A more detailed summary will be provided, but some high level takeaways are as follows.
- There is no per se rule on whether training AI on copyrighted content is infringement/Fair Use. It will be a cases-by-case analysis.
- Each “use” of copyrighted content needs to be considered. Several stages in the development of generative AI involve using copyrighted works in different ways that implicate the owners’ exclusive rights. Each needs to be considered separately. Different end uses may yield different results.
- The fair use determination requires balancing the multiple statutory factors in light of all relevant circumstances. But the first and fourth factors will often be most significant. Nothing new here.
- Various uses of copyrighted works in AI training are likely to be transformative. The extent to which they are fair, however, will depend on what works were used, from what source, for what purpose, and with what controls on the outputs—all of which can affect the market. Nothing really new here. Whether a work was pirated or legally obtained can be considered.
- The Report indicates that voluntary licensing and extended collective licensing should be considered- no compulsory schemes or new legislation at least for now.
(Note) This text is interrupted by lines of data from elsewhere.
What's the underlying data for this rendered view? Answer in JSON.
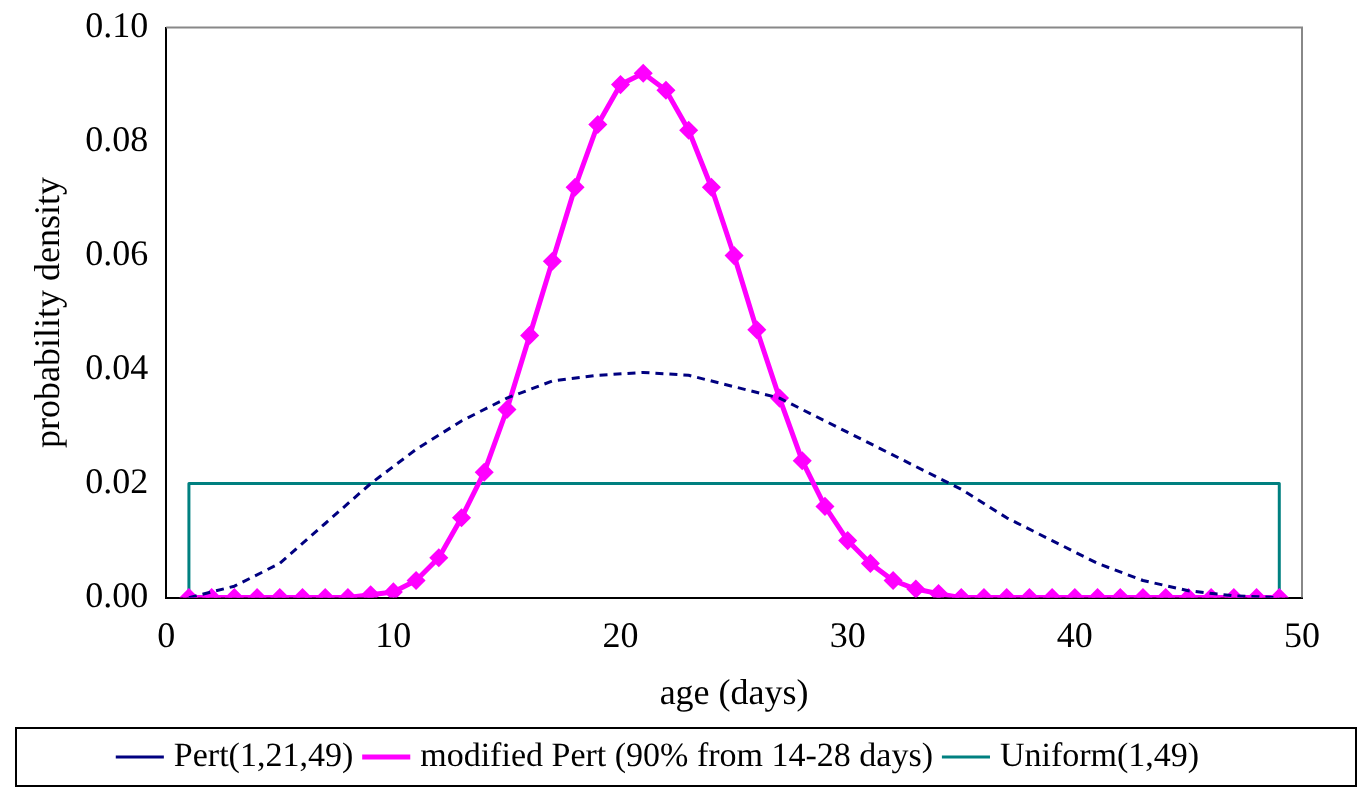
{
  "chart_data": {
    "type": "line",
    "xlabel": "age (days)",
    "ylabel": "probability density",
    "xlim": [
      0,
      50
    ],
    "xticks": [
      0,
      10,
      20,
      30,
      40,
      50
    ],
    "ylim": [
      0,
      0.1
    ],
    "yticks": [
      {
        "value": 0,
        "label": "0.00"
      },
      {
        "value": 0.02,
        "label": "0.02"
      },
      {
        "value": 0.04,
        "label": "0.04"
      },
      {
        "value": 0.06,
        "label": "0.06"
      },
      {
        "value": 0.08,
        "label": "0.08"
      },
      {
        "value": 0.1,
        "label": "0.10"
      }
    ],
    "legend": "bottom",
    "grid": false,
    "series": [
      {
        "name": "Pert(1,21,49)",
        "color": "#000080",
        "line_style": "dashed",
        "marker": "none",
        "x": [
          1,
          3,
          5,
          7,
          9,
          11,
          13,
          15,
          17,
          19,
          21,
          23,
          25,
          27,
          29,
          31,
          33,
          35,
          37,
          39,
          41,
          43,
          45,
          47,
          49
        ],
        "values": [
          0,
          0.002,
          0.006,
          0.013,
          0.02,
          0.026,
          0.031,
          0.035,
          0.038,
          0.039,
          0.0395,
          0.039,
          0.037,
          0.035,
          0.031,
          0.027,
          0.023,
          0.019,
          0.014,
          0.01,
          0.006,
          0.003,
          0.0012,
          0.0003,
          0
        ]
      },
      {
        "name": "modified Pert (90% from 14-28 days)",
        "color": "#ff00ff",
        "line_style": "solid",
        "marker": "diamond",
        "x": [
          1,
          2,
          3,
          4,
          5,
          6,
          7,
          8,
          9,
          10,
          11,
          12,
          13,
          14,
          15,
          16,
          17,
          18,
          19,
          20,
          21,
          22,
          23,
          24,
          25,
          26,
          27,
          28,
          29,
          30,
          31,
          32,
          33,
          34,
          35,
          36,
          37,
          38,
          39,
          40,
          41,
          42,
          43,
          44,
          45,
          46,
          47,
          48,
          49
        ],
        "values": [
          0,
          0,
          0,
          0,
          0,
          0,
          0,
          0,
          0.0005,
          0.001,
          0.003,
          0.007,
          0.014,
          0.022,
          0.033,
          0.046,
          0.059,
          0.072,
          0.083,
          0.09,
          0.092,
          0.089,
          0.082,
          0.072,
          0.06,
          0.047,
          0.035,
          0.024,
          0.016,
          0.01,
          0.006,
          0.003,
          0.0015,
          0.0007,
          0,
          0,
          0,
          0,
          0,
          0,
          0,
          0,
          0,
          0,
          0,
          0,
          0,
          0,
          0
        ]
      },
      {
        "name": "Uniform(1,49)",
        "color": "#008080",
        "line_style": "solid",
        "marker": "none",
        "x": [
          1,
          1,
          49,
          49
        ],
        "values": [
          0,
          0.02,
          0.02,
          0
        ]
      }
    ]
  }
}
- Perhaps the most controversial part of the Report, in my opinion, is the breadth of the fourth fair use factor – the effect of the use upon the potential market for or value of the copyrighted work.
- This section evaluates different ways in which the use of copyrighted works for generative AI can affect the market for or value of those works, including through lost sales, market dilution, and lost licensing opportunities. It also addresses broader claims that the public benefits of unlicensed training might shift the fair use balance.
- The Office’s view is that the statute on its face encompasses any “effect” upon the potential market. The speed and scale at which AI systems generate content pose a serious risk of diluting markets for works of the same kind as in their training data – not just competition for sales of an author’s works. Market harm can also stem from AI models’ generation of material stylistically similar to works in their training data, despite noting that copyright does not protect style.
- The report makes clear that using certain “guardrails” could reduce the likelihood of a finding of infringement.
- The Report assesses various infringement considerations with the use of Retrieval Augmented Generation (RAG).
- This is not even close to a complete summary of the 113 page report. But I am working on a more detailed summary.